Espagne
Le gouvernement espagnol a demandé à ce que les responsables de l'attaque survenue dans la région de l'Est en début de semaine soient identifiés.
Les corps des deux journalistes espagnols ainsi que du défenseur irlandais de la faune assassinés en début de semaine au Burkina Faso sont arrivées vendredi matin sur une base militaire proche de Madrid, a constaté l'AFP.
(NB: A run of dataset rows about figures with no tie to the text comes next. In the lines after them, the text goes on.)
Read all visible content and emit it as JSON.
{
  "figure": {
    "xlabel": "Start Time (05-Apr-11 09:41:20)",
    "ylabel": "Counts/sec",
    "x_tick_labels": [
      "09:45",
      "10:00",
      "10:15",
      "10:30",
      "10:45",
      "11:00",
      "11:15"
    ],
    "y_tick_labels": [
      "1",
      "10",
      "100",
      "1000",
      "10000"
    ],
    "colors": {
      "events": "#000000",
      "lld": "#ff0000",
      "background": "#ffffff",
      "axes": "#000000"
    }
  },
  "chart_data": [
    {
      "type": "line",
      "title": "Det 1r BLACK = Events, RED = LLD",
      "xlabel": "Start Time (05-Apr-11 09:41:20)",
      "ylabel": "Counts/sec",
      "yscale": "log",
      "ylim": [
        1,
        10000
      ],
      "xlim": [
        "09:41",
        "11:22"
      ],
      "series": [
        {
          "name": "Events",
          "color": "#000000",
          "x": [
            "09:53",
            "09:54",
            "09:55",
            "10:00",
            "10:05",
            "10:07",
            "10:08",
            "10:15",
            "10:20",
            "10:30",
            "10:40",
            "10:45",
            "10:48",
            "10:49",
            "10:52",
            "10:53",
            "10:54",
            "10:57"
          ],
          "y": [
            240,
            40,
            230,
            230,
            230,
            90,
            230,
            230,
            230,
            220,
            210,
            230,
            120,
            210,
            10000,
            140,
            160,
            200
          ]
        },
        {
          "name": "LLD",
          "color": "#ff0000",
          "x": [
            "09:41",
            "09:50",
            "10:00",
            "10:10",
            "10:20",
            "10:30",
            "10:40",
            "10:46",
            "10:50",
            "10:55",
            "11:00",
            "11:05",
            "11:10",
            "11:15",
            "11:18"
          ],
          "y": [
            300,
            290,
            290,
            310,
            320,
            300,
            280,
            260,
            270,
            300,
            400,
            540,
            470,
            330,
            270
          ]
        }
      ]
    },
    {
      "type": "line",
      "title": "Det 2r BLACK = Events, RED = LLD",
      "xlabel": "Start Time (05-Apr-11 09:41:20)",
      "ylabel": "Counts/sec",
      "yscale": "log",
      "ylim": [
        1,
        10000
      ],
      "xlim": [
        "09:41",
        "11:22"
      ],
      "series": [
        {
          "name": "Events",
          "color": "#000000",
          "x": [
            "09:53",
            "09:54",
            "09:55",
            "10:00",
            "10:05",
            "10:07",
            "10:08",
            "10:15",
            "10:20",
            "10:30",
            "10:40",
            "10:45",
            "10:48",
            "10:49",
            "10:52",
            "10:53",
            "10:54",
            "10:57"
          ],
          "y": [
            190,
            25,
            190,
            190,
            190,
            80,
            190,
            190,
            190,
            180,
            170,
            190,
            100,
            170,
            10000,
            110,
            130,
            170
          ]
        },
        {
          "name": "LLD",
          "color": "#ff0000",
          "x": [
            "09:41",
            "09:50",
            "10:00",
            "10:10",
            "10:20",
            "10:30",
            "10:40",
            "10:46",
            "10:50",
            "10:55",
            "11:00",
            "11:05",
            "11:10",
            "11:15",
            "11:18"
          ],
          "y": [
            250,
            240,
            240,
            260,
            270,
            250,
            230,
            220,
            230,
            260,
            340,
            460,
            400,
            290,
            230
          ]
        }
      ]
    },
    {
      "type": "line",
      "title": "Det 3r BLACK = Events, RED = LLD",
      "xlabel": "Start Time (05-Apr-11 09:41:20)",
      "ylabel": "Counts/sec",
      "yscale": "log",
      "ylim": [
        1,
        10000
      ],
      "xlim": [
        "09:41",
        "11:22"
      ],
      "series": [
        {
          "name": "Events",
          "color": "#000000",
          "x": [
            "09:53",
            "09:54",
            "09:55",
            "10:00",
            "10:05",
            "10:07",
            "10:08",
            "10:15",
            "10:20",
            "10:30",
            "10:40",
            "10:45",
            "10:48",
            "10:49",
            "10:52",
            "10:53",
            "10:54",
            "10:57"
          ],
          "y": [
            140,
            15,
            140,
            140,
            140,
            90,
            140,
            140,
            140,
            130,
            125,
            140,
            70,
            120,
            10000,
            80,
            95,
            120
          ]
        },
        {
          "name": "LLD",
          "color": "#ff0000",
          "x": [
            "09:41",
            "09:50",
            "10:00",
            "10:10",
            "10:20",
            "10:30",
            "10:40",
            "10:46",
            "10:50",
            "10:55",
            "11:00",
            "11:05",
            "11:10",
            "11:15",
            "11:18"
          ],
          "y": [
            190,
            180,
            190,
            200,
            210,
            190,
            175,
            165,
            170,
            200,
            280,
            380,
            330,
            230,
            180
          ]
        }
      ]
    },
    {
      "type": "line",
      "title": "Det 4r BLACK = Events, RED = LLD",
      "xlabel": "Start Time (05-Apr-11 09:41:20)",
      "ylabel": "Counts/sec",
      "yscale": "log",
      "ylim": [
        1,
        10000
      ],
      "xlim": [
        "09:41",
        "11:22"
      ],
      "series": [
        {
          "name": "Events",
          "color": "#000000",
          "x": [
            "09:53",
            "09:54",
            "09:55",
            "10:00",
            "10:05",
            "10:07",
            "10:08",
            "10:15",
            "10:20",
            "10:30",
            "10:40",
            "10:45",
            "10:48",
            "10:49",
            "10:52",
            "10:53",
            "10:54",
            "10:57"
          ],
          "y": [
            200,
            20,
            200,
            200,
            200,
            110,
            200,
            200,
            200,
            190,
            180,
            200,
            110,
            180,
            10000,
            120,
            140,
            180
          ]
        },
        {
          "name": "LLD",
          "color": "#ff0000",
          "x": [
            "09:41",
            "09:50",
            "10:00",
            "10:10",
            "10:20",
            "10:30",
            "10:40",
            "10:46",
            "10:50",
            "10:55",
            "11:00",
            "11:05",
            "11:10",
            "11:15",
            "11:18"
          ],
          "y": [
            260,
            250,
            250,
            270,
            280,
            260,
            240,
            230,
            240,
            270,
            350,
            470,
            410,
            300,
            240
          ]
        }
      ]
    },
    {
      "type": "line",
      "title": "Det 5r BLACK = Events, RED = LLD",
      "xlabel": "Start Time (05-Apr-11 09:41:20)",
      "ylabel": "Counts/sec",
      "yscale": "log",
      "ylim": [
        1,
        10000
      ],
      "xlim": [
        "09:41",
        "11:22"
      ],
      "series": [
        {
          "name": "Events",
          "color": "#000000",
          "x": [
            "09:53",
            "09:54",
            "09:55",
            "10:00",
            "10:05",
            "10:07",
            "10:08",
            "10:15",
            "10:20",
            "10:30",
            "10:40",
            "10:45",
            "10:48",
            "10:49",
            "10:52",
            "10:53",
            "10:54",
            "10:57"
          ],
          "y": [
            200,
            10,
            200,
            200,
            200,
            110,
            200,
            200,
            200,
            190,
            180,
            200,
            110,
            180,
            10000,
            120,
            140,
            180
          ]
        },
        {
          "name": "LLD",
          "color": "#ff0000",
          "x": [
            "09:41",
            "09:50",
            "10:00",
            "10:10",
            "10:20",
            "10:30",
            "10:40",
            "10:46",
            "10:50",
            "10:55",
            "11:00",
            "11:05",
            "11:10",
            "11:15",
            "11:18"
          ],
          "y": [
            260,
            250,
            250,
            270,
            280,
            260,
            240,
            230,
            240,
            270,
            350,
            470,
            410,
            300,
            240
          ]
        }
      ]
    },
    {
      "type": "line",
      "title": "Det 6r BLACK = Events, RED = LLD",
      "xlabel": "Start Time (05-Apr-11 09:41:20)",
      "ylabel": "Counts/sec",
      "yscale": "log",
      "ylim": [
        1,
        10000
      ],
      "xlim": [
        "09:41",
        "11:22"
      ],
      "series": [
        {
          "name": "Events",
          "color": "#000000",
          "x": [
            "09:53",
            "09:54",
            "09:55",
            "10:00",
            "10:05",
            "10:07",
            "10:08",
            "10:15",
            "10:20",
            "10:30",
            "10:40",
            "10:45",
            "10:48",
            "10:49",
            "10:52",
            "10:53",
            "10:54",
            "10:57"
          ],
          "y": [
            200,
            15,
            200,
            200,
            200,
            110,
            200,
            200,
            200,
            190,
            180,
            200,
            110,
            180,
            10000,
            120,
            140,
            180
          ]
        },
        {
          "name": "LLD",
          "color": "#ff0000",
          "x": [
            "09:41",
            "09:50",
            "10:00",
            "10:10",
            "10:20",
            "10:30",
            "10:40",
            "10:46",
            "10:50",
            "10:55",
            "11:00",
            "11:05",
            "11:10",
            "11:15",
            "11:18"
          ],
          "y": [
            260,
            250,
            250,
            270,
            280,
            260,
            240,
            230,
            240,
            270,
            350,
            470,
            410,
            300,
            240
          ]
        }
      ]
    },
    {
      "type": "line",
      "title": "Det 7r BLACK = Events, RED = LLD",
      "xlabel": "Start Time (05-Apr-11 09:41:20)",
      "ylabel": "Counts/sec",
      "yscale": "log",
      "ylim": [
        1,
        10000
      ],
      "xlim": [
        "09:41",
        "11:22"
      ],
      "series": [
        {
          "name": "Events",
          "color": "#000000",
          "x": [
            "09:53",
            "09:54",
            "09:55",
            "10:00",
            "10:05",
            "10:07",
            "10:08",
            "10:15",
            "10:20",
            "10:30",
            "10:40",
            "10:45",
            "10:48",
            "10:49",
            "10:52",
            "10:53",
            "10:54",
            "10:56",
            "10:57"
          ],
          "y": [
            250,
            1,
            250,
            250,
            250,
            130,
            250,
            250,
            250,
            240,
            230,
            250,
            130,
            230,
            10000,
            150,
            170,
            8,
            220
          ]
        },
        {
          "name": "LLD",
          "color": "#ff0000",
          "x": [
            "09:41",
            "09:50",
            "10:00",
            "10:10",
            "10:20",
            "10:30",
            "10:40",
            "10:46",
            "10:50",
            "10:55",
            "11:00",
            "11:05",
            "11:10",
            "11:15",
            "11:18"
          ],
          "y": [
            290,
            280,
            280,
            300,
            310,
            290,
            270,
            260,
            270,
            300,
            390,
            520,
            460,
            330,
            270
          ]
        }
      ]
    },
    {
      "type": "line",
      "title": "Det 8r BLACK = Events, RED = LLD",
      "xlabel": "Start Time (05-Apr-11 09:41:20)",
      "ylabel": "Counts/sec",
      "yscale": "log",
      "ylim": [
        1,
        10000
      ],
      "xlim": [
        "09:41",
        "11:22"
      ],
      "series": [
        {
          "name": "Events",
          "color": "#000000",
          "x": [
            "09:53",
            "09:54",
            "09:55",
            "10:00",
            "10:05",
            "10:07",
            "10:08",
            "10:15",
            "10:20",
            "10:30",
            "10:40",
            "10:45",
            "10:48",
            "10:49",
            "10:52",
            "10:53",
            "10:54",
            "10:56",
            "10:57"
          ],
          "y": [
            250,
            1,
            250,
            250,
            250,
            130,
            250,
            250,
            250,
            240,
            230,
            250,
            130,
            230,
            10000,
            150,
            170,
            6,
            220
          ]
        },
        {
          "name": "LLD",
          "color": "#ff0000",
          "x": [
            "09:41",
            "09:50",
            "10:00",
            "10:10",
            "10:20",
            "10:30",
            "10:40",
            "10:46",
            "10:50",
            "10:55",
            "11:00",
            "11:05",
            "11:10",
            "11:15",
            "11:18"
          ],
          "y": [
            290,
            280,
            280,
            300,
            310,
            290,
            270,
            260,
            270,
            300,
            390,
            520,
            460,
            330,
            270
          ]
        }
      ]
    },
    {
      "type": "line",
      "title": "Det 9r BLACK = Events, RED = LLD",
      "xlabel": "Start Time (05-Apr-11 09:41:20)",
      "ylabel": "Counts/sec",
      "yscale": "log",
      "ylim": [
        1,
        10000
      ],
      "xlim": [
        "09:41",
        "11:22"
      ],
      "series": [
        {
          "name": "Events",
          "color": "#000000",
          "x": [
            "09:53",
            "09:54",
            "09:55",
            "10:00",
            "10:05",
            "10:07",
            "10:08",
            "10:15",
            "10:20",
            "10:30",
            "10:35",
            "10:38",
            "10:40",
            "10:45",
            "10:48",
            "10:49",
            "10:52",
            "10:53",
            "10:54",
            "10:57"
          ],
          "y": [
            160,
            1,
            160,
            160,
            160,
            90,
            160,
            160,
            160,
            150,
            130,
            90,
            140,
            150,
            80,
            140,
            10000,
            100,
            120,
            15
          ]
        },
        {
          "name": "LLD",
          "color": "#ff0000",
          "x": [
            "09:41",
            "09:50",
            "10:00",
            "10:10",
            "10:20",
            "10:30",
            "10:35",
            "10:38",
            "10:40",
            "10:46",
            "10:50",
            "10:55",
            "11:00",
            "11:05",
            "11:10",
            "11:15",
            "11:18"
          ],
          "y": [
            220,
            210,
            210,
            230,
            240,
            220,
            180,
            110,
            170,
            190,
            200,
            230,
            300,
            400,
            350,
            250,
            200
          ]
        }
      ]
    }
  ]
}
L'avion de l'armée de l'air espagnole, qui avait décollé dans la nuit de Ouagadougou, s'est posé sur la base aérienne de Torrejón de Ardoz, à l'est de la capitale espagnole, avec à son bord les corps des journalistes espagnols David Beriáin et Roberto Fraile et de l'Irlandais Rory Young, président d'une ONG de protection de la faune sauvage.
Les ministres espagnoles des Affaires étrangères, Arancha González Laya, et de la Défense, Margarita Robles, étaient présentes sur le tarmac pour accueillir les dépouilles des trois hommes, dont les cercueils ont été portés par 24 officiers de l'armée de l'Air espagnole. Prenant la parole lors d'une conférence de presse, Arancha González Laya, a appelé à ce que les responsables soient identifies.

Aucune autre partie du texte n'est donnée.